14 Gereedschap

Pieter Wisse

Dit is een hoofdstuk uit Informatiekundige Ontwerpleer, in 1999 verschenen in boekvorm bij Ten Hagen Stam.

 

 

 

Mijn schets van een informatiekundige ontwerpleer omvat strategieën, dwz aanwijzingen voor ontwerpers. Omdat ik objectgerichtheid als leidraad volg, heb ik dat begrip in de ondertitel van dit boek vermeld.

Tot dusver heb ik vooral ontwerpstrategieën respectievelijk -methoden mèt zulke gerichtheid voorgeschoteld. Daarin neemt het menselijk kenvermogen de centrale plaats in. Het subject modelleert zijn milieu. Dat doet hij door objecten en relaties daartussen te veronderstellen, ofwel verschijnselen met aspecten. Dergelijke modellen gedragen zich dynamisch. Dat is simulatie.

Dergelijke strategieën mèt objectgerichtheid zijn geldig voor willekeurig wat voor ontwerpers, zelfs voor iedereen voor wat het aspect van ontwerper-zijn betreft. Dat heb ik al gezegd. Maar wat heeft dat allemaal te maken met objectgerichtheid in geautomatiseerde informatievoorziening? Is objectgerichtheid door het (spraak)gebruik van de laatste jaren niet onlosmakelijk met automatisering verbonden?
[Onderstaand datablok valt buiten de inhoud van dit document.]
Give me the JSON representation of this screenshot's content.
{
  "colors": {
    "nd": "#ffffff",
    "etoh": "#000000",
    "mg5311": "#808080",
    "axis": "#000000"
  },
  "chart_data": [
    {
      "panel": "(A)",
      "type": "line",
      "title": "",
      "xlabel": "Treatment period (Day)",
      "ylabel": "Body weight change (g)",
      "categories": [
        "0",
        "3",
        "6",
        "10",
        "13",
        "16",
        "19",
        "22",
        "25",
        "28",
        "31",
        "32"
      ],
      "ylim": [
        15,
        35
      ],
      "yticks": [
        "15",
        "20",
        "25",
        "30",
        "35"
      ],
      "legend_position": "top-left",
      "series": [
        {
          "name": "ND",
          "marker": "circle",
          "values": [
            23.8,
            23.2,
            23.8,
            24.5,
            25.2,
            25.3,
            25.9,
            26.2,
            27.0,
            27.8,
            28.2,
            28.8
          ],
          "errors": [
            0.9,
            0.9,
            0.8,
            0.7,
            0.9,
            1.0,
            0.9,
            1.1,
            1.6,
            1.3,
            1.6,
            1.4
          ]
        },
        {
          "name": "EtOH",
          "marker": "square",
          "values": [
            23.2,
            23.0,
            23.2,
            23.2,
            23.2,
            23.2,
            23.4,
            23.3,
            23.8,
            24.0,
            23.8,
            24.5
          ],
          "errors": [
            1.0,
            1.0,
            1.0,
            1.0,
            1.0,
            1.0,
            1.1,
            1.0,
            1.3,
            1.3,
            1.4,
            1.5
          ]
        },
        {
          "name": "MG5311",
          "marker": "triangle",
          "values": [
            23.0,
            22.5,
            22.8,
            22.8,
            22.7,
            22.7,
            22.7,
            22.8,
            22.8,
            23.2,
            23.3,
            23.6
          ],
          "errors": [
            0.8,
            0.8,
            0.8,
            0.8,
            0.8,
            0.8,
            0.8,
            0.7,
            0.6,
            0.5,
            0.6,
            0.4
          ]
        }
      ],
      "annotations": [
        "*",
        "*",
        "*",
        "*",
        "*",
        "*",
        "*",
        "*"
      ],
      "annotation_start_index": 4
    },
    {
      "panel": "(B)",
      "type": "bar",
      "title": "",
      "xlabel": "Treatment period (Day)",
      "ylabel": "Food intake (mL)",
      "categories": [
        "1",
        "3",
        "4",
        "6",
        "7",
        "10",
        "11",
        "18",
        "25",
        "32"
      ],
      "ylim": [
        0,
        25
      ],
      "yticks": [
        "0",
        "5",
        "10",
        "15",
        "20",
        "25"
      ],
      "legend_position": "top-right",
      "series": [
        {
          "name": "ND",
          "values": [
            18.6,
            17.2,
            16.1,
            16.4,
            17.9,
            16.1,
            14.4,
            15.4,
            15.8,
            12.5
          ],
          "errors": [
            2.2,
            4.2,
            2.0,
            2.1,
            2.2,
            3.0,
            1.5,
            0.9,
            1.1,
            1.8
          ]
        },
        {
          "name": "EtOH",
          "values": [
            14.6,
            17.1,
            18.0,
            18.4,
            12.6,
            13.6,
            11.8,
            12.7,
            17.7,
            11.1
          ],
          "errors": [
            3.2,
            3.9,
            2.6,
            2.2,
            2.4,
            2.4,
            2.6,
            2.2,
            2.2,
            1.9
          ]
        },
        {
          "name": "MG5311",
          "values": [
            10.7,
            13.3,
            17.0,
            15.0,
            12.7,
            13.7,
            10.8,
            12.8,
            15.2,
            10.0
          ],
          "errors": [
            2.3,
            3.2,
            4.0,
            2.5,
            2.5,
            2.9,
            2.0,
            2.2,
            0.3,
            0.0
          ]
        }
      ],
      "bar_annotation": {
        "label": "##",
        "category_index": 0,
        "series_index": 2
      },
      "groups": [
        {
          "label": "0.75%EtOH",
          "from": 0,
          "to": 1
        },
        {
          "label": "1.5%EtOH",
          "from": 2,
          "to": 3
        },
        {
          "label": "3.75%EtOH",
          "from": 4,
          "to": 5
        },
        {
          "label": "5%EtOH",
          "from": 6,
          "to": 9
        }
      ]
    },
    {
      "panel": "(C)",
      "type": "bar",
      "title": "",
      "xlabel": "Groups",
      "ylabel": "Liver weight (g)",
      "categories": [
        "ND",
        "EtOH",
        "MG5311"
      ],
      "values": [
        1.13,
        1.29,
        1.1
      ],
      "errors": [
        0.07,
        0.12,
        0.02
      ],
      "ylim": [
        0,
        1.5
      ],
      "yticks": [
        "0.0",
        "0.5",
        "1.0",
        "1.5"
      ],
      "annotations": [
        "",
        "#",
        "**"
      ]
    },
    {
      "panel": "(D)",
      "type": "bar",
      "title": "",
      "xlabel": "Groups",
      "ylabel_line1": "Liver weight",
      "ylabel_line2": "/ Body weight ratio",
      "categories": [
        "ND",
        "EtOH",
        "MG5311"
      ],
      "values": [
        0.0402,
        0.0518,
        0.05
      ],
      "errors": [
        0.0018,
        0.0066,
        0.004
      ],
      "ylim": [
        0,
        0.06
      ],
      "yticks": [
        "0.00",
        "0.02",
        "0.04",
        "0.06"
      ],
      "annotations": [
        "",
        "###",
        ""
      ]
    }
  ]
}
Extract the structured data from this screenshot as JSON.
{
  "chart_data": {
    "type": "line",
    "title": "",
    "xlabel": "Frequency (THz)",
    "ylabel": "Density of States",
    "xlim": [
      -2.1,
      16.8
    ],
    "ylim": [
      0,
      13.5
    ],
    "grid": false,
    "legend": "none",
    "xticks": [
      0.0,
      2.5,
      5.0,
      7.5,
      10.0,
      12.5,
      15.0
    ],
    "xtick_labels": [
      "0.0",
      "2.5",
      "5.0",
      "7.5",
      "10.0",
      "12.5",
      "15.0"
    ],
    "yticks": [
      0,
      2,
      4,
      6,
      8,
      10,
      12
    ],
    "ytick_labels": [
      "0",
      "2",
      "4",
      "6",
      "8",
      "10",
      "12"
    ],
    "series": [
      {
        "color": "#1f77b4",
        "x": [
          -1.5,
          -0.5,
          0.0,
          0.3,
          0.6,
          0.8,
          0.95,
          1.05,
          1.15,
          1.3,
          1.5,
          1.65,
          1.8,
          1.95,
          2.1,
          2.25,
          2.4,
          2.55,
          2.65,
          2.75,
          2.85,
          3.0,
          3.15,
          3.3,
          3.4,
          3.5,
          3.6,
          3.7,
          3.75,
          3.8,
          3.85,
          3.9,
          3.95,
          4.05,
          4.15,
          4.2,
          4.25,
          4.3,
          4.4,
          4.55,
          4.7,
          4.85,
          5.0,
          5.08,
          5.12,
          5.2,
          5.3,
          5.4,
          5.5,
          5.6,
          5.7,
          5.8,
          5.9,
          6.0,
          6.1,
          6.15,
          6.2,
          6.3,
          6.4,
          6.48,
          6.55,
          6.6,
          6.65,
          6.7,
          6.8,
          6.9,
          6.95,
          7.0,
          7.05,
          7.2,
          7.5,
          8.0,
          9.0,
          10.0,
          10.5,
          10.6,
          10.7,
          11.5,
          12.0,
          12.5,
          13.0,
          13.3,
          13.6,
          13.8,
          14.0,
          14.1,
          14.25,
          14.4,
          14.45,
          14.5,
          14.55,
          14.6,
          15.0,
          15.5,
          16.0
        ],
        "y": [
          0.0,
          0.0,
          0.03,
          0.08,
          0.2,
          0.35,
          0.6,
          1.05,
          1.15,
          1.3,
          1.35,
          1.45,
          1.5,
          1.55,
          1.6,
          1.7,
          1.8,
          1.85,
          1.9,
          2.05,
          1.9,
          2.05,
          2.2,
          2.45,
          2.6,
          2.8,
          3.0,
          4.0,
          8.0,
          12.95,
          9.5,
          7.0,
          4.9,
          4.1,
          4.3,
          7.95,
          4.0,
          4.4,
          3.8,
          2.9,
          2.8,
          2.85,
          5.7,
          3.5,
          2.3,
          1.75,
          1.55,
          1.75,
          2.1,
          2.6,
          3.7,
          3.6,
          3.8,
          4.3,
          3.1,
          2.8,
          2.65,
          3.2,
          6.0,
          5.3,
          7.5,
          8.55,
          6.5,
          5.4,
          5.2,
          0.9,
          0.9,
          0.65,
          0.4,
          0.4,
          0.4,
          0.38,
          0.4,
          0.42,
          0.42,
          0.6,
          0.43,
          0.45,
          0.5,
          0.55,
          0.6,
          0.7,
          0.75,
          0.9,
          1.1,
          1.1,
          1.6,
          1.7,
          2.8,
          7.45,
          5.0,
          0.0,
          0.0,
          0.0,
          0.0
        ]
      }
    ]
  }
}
Ja, dat is zo. De mode van objectgerichtheid slaat op gereedschappen voor geautomatiseerde informatievoorziening. Ik vind aandacht voor de automatisering en daarvoor benodigde informatietechnologie echter veel te beperkt. Er is méér dan een geprogrammeerde schakelkast. Het is volgens mij de ontwerper die de wezenlijkste bijdragen aan verbetering van informatievoorziening levert. En diens voornaamste gereedschap is het kenvermogen. Zijn eigen kenvermogen, wel te verstaan. Daarom heb ik met voorrang tradities van kennisleer en ethiek gepresenteerd.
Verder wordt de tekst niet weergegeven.